The industry term for this is unstructured data, basically anything that isn't kept in a database.

There's more you have to consider as well, you don't want to actually just archive anything older than a year. You want to set a rule that says: "archive anything created more than a year ago that hasn't been accessed in the last 3 months".

Further, there's all sorts of documents like the ones mentioned in the article that should be continuously monitored for and quarantined "passwords.txt" or Word docs with Social Security or Credit Card numbers in them.

Then you can get really sophisticated and start doing heuristic analysis of user behavior, setting alerts when Jim in accounting's account starts accessing marketing plans or when the account activity spikes beyond 5x what their regular usage is tracked at.

Full disclosure: the company I work for - http://www.varonis.com - makes software that does all of these kind of tasks.

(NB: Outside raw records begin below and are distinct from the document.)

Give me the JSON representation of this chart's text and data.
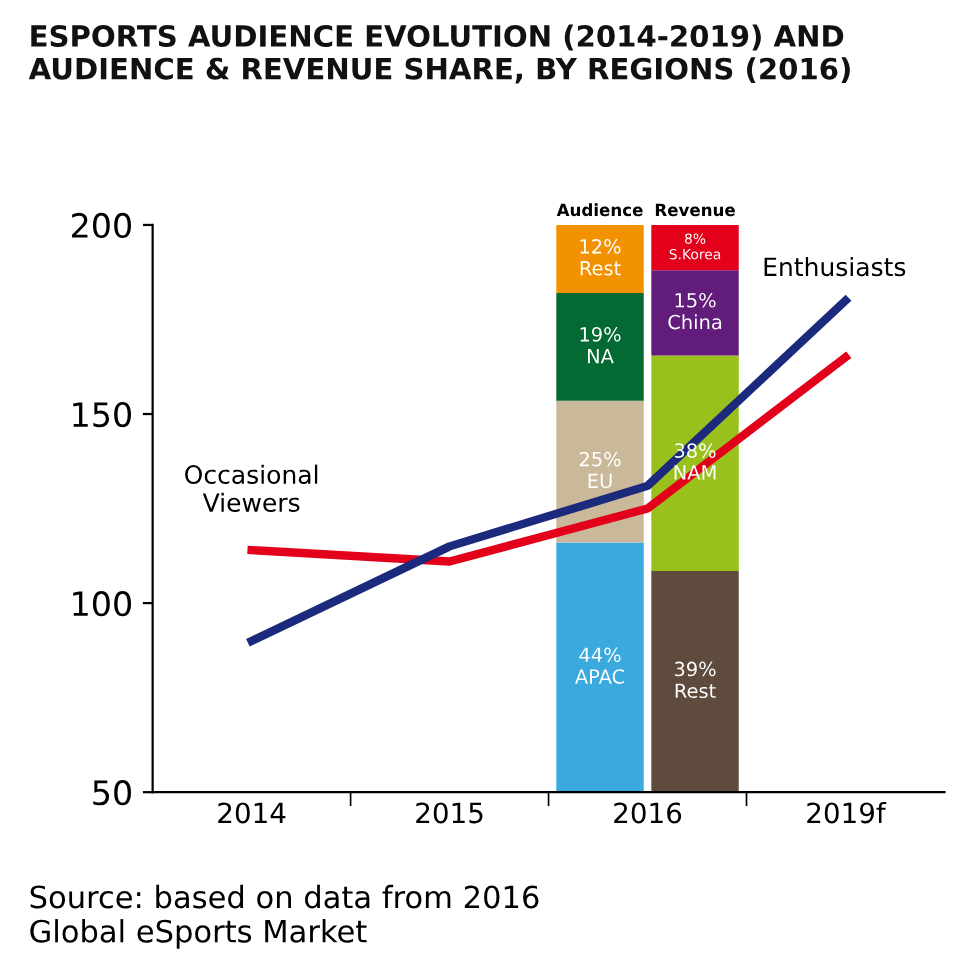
{
  "chart_data": [
    {
      "type": "line",
      "title": "ESPORTS AUDIENCE EVOLUTION (2014-2019) AND\nAUDIENCE & REVENUE SHARE, BY REGIONS (2016)",
      "categories": [
        "2014",
        "2015",
        "2016",
        "2019f"
      ],
      "series": [
        {
          "name": "Occasional Viewers",
          "color": "#e2001a",
          "values": [
            114,
            111,
            125,
            165
          ]
        },
        {
          "name": "Enthusiasts",
          "color": "#1b2a7c",
          "values": [
            90,
            115,
            131,
            180
          ]
        }
      ],
      "ylim": [
        50,
        200
      ],
      "yticks": [
        50,
        100,
        150,
        200
      ],
      "grid": false,
      "legend": false,
      "marker": "none",
      "line_style": "solid",
      "annotations": [
        "Source: based on data from 2016\nGlobal eSports Market"
      ]
    },
    {
      "type": "bar",
      "stacked": true,
      "categories": [
        "Audience",
        "Revenue"
      ],
      "ylim": [
        0,
        100
      ],
      "tick_labels": "x",
      "data_labels": true,
      "series": [
        {
          "colors": [
            "#3aaade",
            "#5e4b3e"
          ],
          "values": [
            44,
            39
          ],
          "value_labels": [
            "44%\nAPAC",
            "39%\nRest"
          ]
        },
        {
          "colors": [
            "#c9b99a",
            "#99c01c"
          ],
          "values": [
            25,
            38
          ],
          "value_labels": [
            "25%\nEU",
            "38%\nNAM"
          ]
        },
        {
          "colors": [
            "#046a34",
            "#621c7c"
          ],
          "values": [
            19,
            15
          ],
          "value_labels": [
            "19%\nNA",
            "15%\nChina"
          ]
        },
        {
          "colors": [
            "#f39200",
            "#e2001a"
          ],
          "values": [
            12,
            8
          ],
          "value_labels": [
            "12%\nRest",
            "8%\nS.Korea"
          ]
        }
      ]
    }
  ]
}
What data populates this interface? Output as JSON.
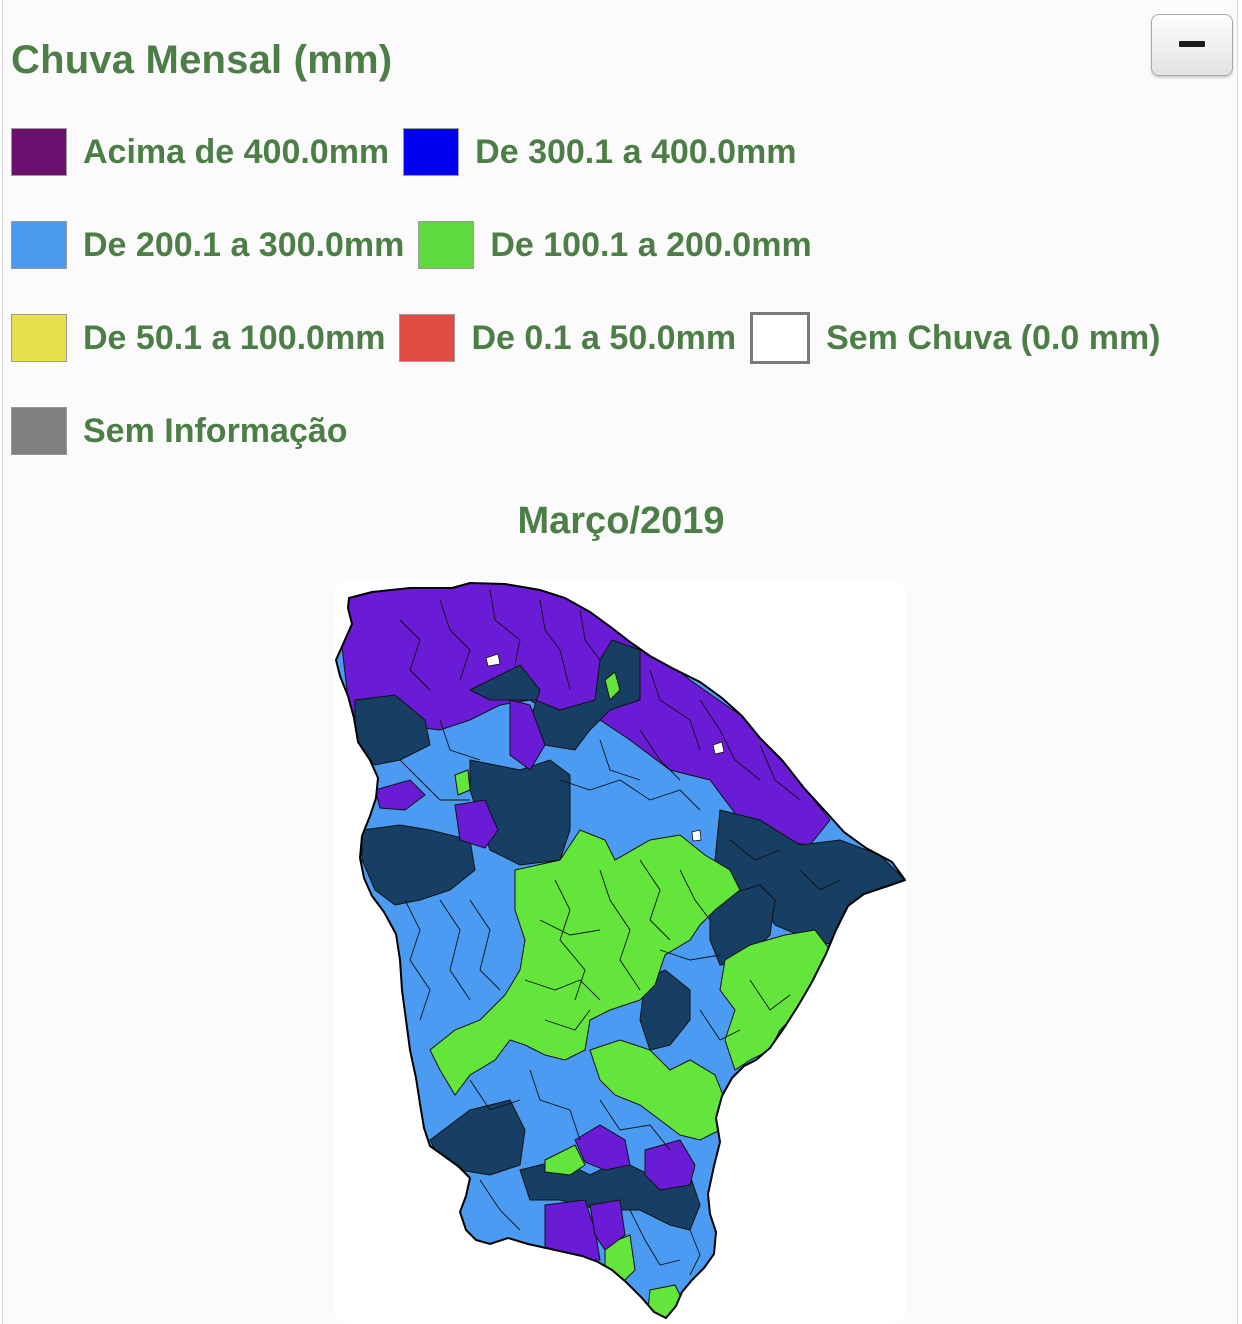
{
  "title": "Chuva Mensal (mm)",
  "collapse_icon": "minus-icon",
  "legend": [
    {
      "label": "Acima de 400.0mm",
      "color": "#6b1270"
    },
    {
      "label": "De 300.1 a 400.0mm",
      "color": "#0000f0"
    },
    {
      "label": "De 200.1 a 300.0mm",
      "color": "#4a9bf0"
    },
    {
      "label": "De 100.1 a 200.0mm",
      "color": "#5ed93e"
    },
    {
      "label": "De 50.1 a 100.0mm",
      "color": "#e6e04f"
    },
    {
      "label": "De 0.1 a 50.0mm",
      "color": "#e24b43"
    },
    {
      "label": "Sem Chuva (0.0 mm)",
      "color": "#ffffff"
    },
    {
      "label": "Sem Informação",
      "color": "#808080"
    }
  ],
  "map_title": "Março/2019",
  "map_colors": {
    "purple": "#6a1bd6",
    "light_blue": "#4b9bf2",
    "dark_navy": "#173f63",
    "green": "#63e53c",
    "border": "#111111"
  }
}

Do you see any trend where companies want their data more structured from the beginning?
Easier said than done. I routinely pull up emails from a year and a half ago for reference, and it'd be a giant pain if I had to request access to some sort of secure archive for them.

Maybe it's necessary to move in that direction (and maybe emails stick around only if you've specifically flagged them?), but you're going to have to drag people kicking and screaming into that kind of system. Gmail search has spoiled us.

My proposition: Anything worth referencing later is worth filing properly.

That may mean transcribing instructions into a stand-alone checklist, writing up formal user stories, or the like. However, those acts also clear away a lot of cruft that can otherwise make it nigh-impossible to find the needed info. I've run many a Gmail search, only to find that a valuable email was buried under innumerable "Not quite what I wanted" ones.

For a lot of internal data it's having and using the appropriate systems in the first place. It's like VCS. You don't e-mail someone code anymore. You make a branch or whatever and then reference that in your communication.
You do need a good alternative systems of course. But once those old e-mails isn't around anymore you would have to use the other system to still have access to the data.

I'm not even sure current e-mail systems are such a good tool. I would think chat for internal things and some CRM type system (leveraging e-mail) would be better. But yes as you said, easier said than done.

What you describe is not "easier said than done" - automated email archiving is easily done.

What you describe is "I want less company security, more personal convenience". (As almost everyone wants, almost all the time).

It's not easier said than done because it's technically difficult, it's easier said than done because you have to shove it down users throats and they're not going to be happy about it. And because there's an associated cost to productivity.

Worth it to avoid something like Sony's indecent? Probably. Easy to convince the non-technical decisionmakers of that? I'd bet not.